The U.K. is a long-term culprit of disposing its plastic waste outside of the nation for recycling instead of doing so locally, with most of its plastic recycling waste heading off to China. But 2018 saw China ban plastic recycling imports and with that, the British nation has been disposing its plastic waste in nations already struggling with heavy water pollution—Malaysia being one of them. According to Greenpeace, between January and June 2018, the U.K. alone exported more than 88,000 tonnes of plastic scrap to Malaysia, which adds up to over a third of the country’s total plastic waste.

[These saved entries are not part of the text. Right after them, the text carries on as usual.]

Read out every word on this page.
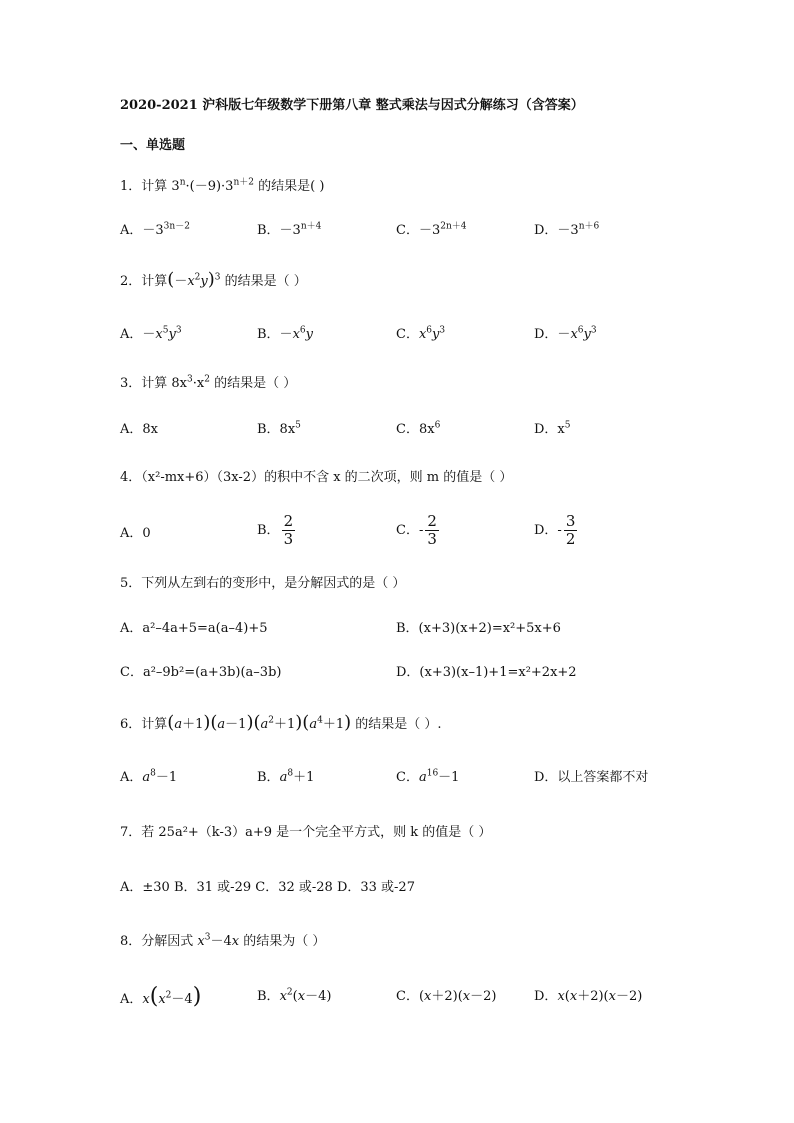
2020-2021 沪科版七年级数学下册第八章 整式乘法与因式分解练习（含答案）
一、单选题
1．计算 $3^n\cdot(-9)\cdot 3^{n+2}$ 的结果是( )
A．$-3^{3n-2}$	B．$-3^{n+4}$	C．$-3^{2n+4}$	D．$-3^{n+6}$
2．计算$(-x^2y)^3$ 的结果是（ ）
A．$-x^5y^3$	B．$-x^6y$	C．$x^6y^3$	D．$-x^6y^3$
3．计算 $8x^3\cdot x^2$ 的结果是（ ）
A．8x	B．$8x^5$	C．$8x^6$	D．$x^5$
4．（x²-mx+6）（3x-2）的积中不含 x 的二次项，则 m 的值是（ ）
A．0	B． $\frac{2}{3}$	C．- $\frac{2}{3}$	D．- $\frac{3}{2}$
5．下列从左到右的变形中，是分解因式的是（ ）
A．a²–4a+5=a(a–4)+5	B．(x+3)(x+2)=x²+5x+6
C．a²–9b²=(a+3b)(a–3b)	D．(x+3)(x–1)+1=x²+2x+2
6．计算$(a+1)(a-1)(a^2+1)(a^4+1)$ 的结果是（ ）.
A．$a^8-1$	B．$a^8+1$	C．$a^{16}-1$	D．以上答案都不对
7．若 25a²+（k-3）a+9 是一个完全平方式，则 k 的值是（ ）
A．±30 B．31 或-29 C．32 或-28 D．33 或-27
8．分解因式 $x^3-4x$ 的结果为（ ）
A．$x(x^2-4)$	B．$x^2(x-4)$	C．(x＋2)(x－2)	D．x(x＋2)(x－2)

Greenpeace has been calling out the U.K. for its divestment of plastic waste disposal from China to Vietnam, Thailand and Malaysia since June, when this was already beginning to reveal its impact on the countries—which are already within the top ten countries where plastic pollution is highest in their surrounding oceans. In response, Greenpeace U.K. ocean plastic campaigner Fiona Nicholl said that “Instead of just moving our plastic scrap around the globe, we should turn off the tap at the source. The industry is churning out single-use plastic at an alarming rate, with global production set to quadruple by 2050 – that’s clearly more than our recycling system can cope with.”
There are several—if not more—issues at play here. The excessive and relentless production of single-use plastics in the U.K. (and beyond) married together with a breach of EU laws that demand plastics recycled abroad must be done so under similar conditions as back home and finally a strained situation in Malaysia that has seen the country take on more than its resources are capable of processing in light of China’s ban on plastic waste import. Together these ingredients make for a toxic cocktail that is already showing its grave impact on the local environment; on citizens’ health and their livelihoods.
There is currently no more information on who is responsible for this environmental and political sham, but urgent measures to halt the U.K. from illegally dumping its waste elsewhere should be high on the agenda, as ultimately, no nation will be exempt from the side-effects from the destruction of our planet.